Thanks! What if there are multiple commands I am looking for, such as suppose I have another command called AdjR and another called BHI. etc? I guess i could put them all in the if command, but is there another way? That is why I was using egrep, etc.
@user3236841: Each of these different solutions can be adapted pretty easily. For example, in the first one, you'd replace the grep kms; for the penultimate one, sum(procs.count(p) for p in ('kms', 'AdjR', 'BHI')); for the last one, … if proc.name() in ('kms', 'AdjR', 'BHI'); etc.
Thanks! I decided to stick with subprocess (is there an advantage to psutil?) so I went ahead with option 2. I modified it and it appears to work (no error). Thanks!
@user3236841: Well, doing things directly in Python is generally simpler than using a subprocess and parsing its output. Plus, it's portable to any platform psutil works on (which includes Windows, old versions of Solaris, etc.) instead of depending on having a ps tool that handles the mix of old-style and new-style arguments you used, an egrep tool, etc. And you'll get better error handling if something goes wrong, because you don't have all those intermediate layers to try to parse the information out of.
@user3236841: Of course the disadvantage is that you add an external dependency (not usually a problem if you're going to put your tool on PyPI or deploy it to a bunch of machines that you control, but it can be a problem in other cases obviously), and you have to learn psutil (which is pretty simple and well-documented, but if you already know ps like the back of your hand, nothing is easier to learn than what you already learned:).
|
1

If you want to simulate pipes you can use Popen:

p1 = Popen(["ps", "uaxw"], stdout=PIPE)
p2 = Popen(["grep", 'kms'], stdout=PIPE, stdin=p1.stdout)
p1.stdout.close()

out,_ = p2.communicate()
print(len(out.splitlines()))

Or use pgrep if it is available:

count  = check_output(["pgrep", "-c", "kms"])

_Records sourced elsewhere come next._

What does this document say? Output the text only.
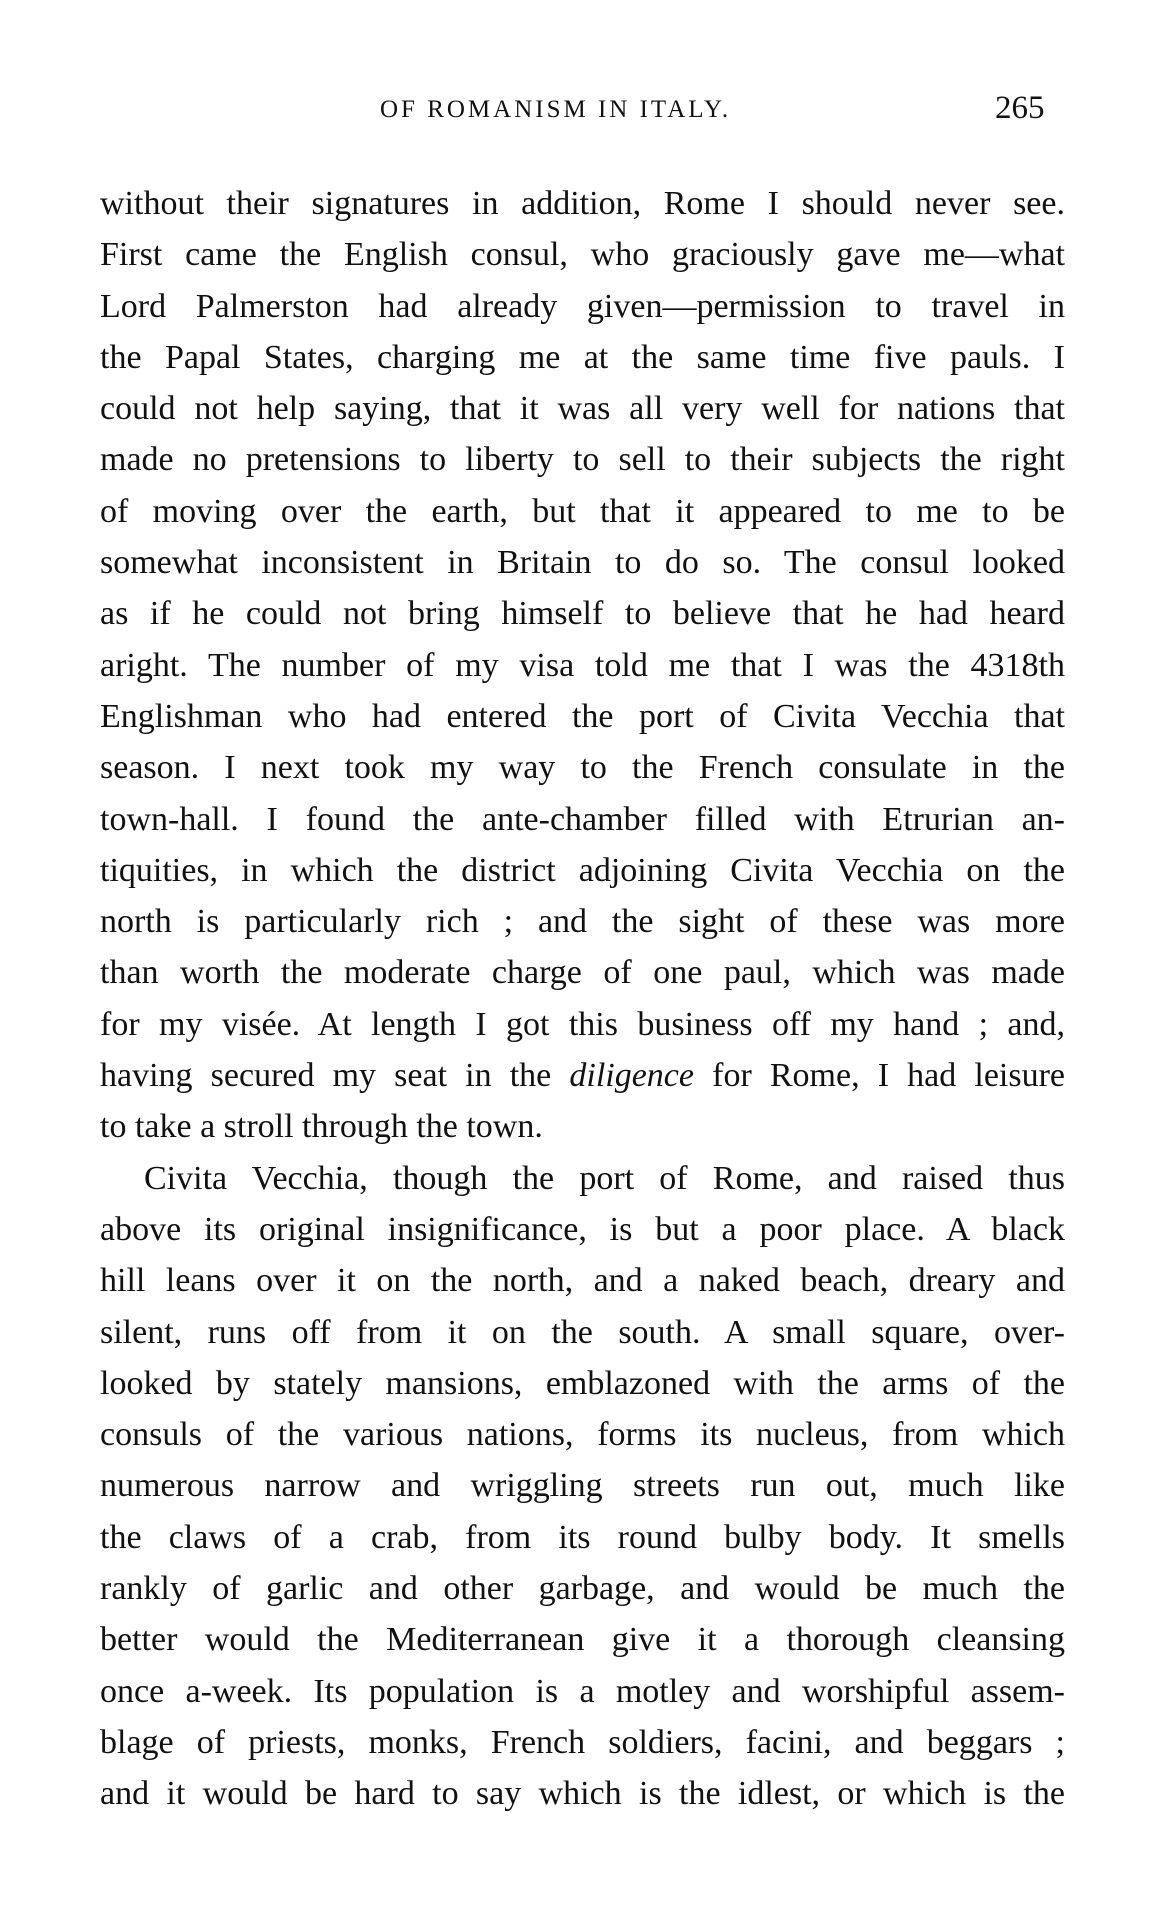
OF ROMANISM IN ITALY.	265
without their signatures in addition, Rome I should never see.
First came the English consul, who graciously gave me—what
Lord Palmerston had already given—permission to travel in
the Papal States, charging me at the same time five pauls. I
could not help saying, that it was all very well for nations that
made no pretensions to liberty to sell to their subjects the right
of moving over the earth, but that it appeared to me to be
somewhat inconsistent in Britain to do so. The consul looked
as if he could not bring himself to believe that he had heard
aright. The number of my visa told me that I was the 4318th
Englishman who had entered the port of Civita Vecchia that
season. I next took my way to the French consulate in the
town-hall. I found the ante-chamber filled with Etrurian an-
tiquities, in which the district adjoining Civita Vecchia on the
north is particularly rich ; and the sight of these was more
than worth the moderate charge of one paul, which was made
for my visée. At length I got this business off my hand ; and,
having secured my seat in the diligence for Rome, I had leisure
to take a stroll through the town.
Civita Vecchia, though the port of Rome, and raised thus
above its original insignificance, is but a poor place. A black
hill leans over it on the north, and a naked beach, dreary and
silent, runs off from it on the south. A small square, over-
looked by stately mansions, emblazoned with the arms of the
consuls of the various nations, forms its nucleus, from which
numerous narrow and wriggling streets run out, much like
the claws of a crab, from its round bulby body. It smells
rankly of garlic and other garbage, and would be much the
better would the Mediterranean give it a thorough cleansing
once a-week. Its population is a motley and worshipful assem-
blage of priests, monks, French soldiers, facini, and beggars ;
and it would be hard to say which is the idlest, or which is the
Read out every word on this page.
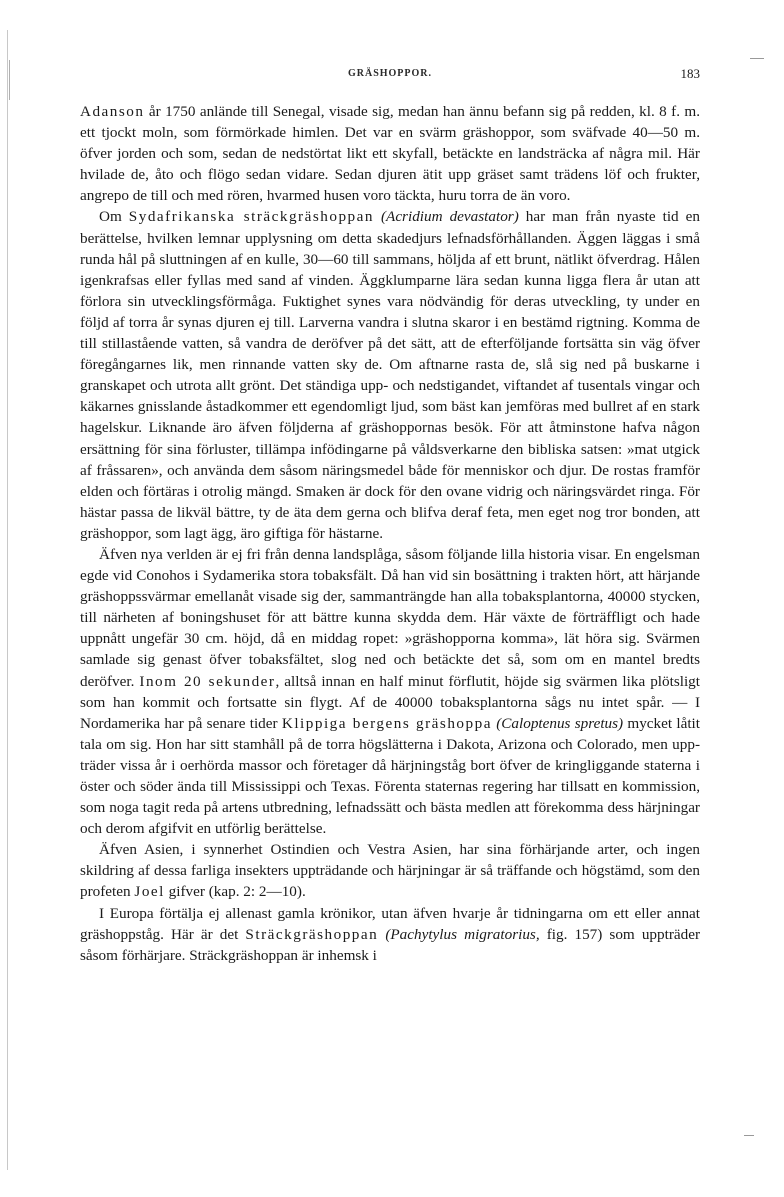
GRÄSHOPPOR.	183

Adanson år 1750 anlände till Senegal, visade sig, medan han ännu befann sig på redden, kl. 8 f. m. ett tjockt moln, som förmörkade himlen. Det var en svärm gräshoppor, som sväfvade 40—50 m. öfver jorden och som, sedan de nedstörtat likt ett skyfall, betäckte en landsträcka af några mil. Här hvilade de, åto och flögo sedan vidare. Sedan djuren ätit upp gräset samt trädens löf och frukter, angrepo de till och med rören, hvarmed husen voro täckta, huru torra de än voro.

Om Sydafrikanska sträckgräshoppan (Acridium devastator) har man från nyaste tid en berättelse, hvilken lemnar upplysning om detta skadedjurs lefnadsförhållanden. Äggen läggas i små runda hål på sluttningen af en kulle, 30—60 till sammans, höljda af ett brunt, nätlikt öfverdrag. Hålen igenkrafsas eller fyllas med sand af vinden. Äggklumparne lära sedan kunna ligga flera år utan att förlora sin utvecklingsförmåga. Fuktighet synes vara nödvändig för deras utveckling, ty under en följd af torra år synas djuren ej till. Larverna vandra i slutna skaror i en bestämd rigtning. Komma de till stillastående vatten, så vandra de deröfver på det sätt, att de efterföljande fortsätta sin väg öfver föregångarnes lik, men rinnande vatten sky de. Om aftnarne rasta de, slå sig ned på buskarne i granskapet och utrota allt grönt. Det ständiga upp- och nedstigandet, viftandet af tusentals vingar och käkarnes gnisslande åstadkommer ett egendomligt ljud, som bäst kan jemföras med bullret af en stark hagelskur. Liknande äro äfven följderna af gräshoppornas besök. För att åtminstone hafva någon ersättning för sina förluster, tillämpa infödingarne på våldsverkarne den bibliska satsen: »mat utgick af fråssaren», och använda dem såsom näringsmedel både för menniskor och djur. De rostas framför elden och förtäras i otrolig mängd. Smaken är dock för den ovane vidrig och näringsvärdet ringa. För hästar passa de likväl bättre, ty de äta dem gerna och blifva deraf feta, men eget nog tror bonden, att gräshoppor, som lagt ägg, äro giftiga för hästarne.

Äfven nya verlden är ej fri från denna landsplåga, såsom följande lilla historia visar. En engelsman egde vid Conohos i Sydamerika stora tobaksfält. Då han vid sin bosättning i trakten hört, att härjande gräshoppssvärmar emellanåt visade sig der, sammanträngde han alla tobaksplantorna, 40000 stycken, till närheten af boningshuset för att bättre kunna skydda dem. Här växte de förträffligt och hade uppnått ungefär 30 cm. höjd, då en middag ropet: »gräshopporna komma», lät höra sig. Svärmen samlade sig genast öfver tobaksfältet, slog ned och betäckte det så, som om en mantel bredts deröfver. Inom 20 sekunder, alltså innan en half minut förflutit, höjde sig svärmen lika plötsligt som han kommit och fortsatte sin flygt. Af de 40000 tobaksplantorna sågs nu intet spår. — I Nordamerika har på senare tider Klippiga bergens gräshoppa (Caloptenus spretus) mycket låtit tala om sig. Hon har sitt stamhåll på de torra högslätterna i Dakota, Arizona och Colorado, men uppträder vissa år i oerhörda massor och företager då härjningståg bort öfver de kringliggande staterna i öster och söder ända till Mississippi och Texas. Förenta staternas regering har tillsatt en kommission, som noga tagit reda på artens utbredning, lefnadssätt och bästa medlen att förekomma dess härjningar och derom afgifvit en utförlig berättelse.

Äfven Asien, i synnerhet Ostindien och Vestra Asien, har sina förhärjande arter, och ingen skildring af dessa farliga insekters uppträdande och härjningar är så träffande och högstämd, som den profeten Joel gifver (kap. 2: 2—10).

I Europa förtälja ej allenast gamla krönikor, utan äfven hvarje år tidningarna om ett eller annat gräshoppståg. Här är det Sträckgräshoppan (Pachytylus migratorius, fig. 157) som uppträder såsom förhärjare. Sträckgräshoppan är inhemsk i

You may get different output from both as pgrep only gets the executable's names but so will ps -aux vs ps -a.

5 Comments

Sure, but if he wants to do this in Python instead of a big shell pipeline, he doesn't even need grep (and therefore doesn't need the extra grep -v grep at the end…), he can just search each line or the whole output of ps from within Python.
@abarnert, to be honest I did not really pay much attention to the command, I just prefer using Popen when piping but yes you are right.
I don't think pgrep is guaranteed by POSIX. But it might be guaranteed by whatever OS he's using (I think Linux, FreeBSD, and OS X all have it in the core userland?), so maybe that's a good improvement anyway.
@abarnert, yes, not available on all but if it is, it will make life easier.
From a quick check, it's part of FreeBSD base, the "standard" it's part of is NetBSD 1.6+, and it's based on the function from Solaris 7. And GNU includes it in core, and it's based on the function from Solaris 7. So, I think it's pretty close to available everywhere that he's likely to care about.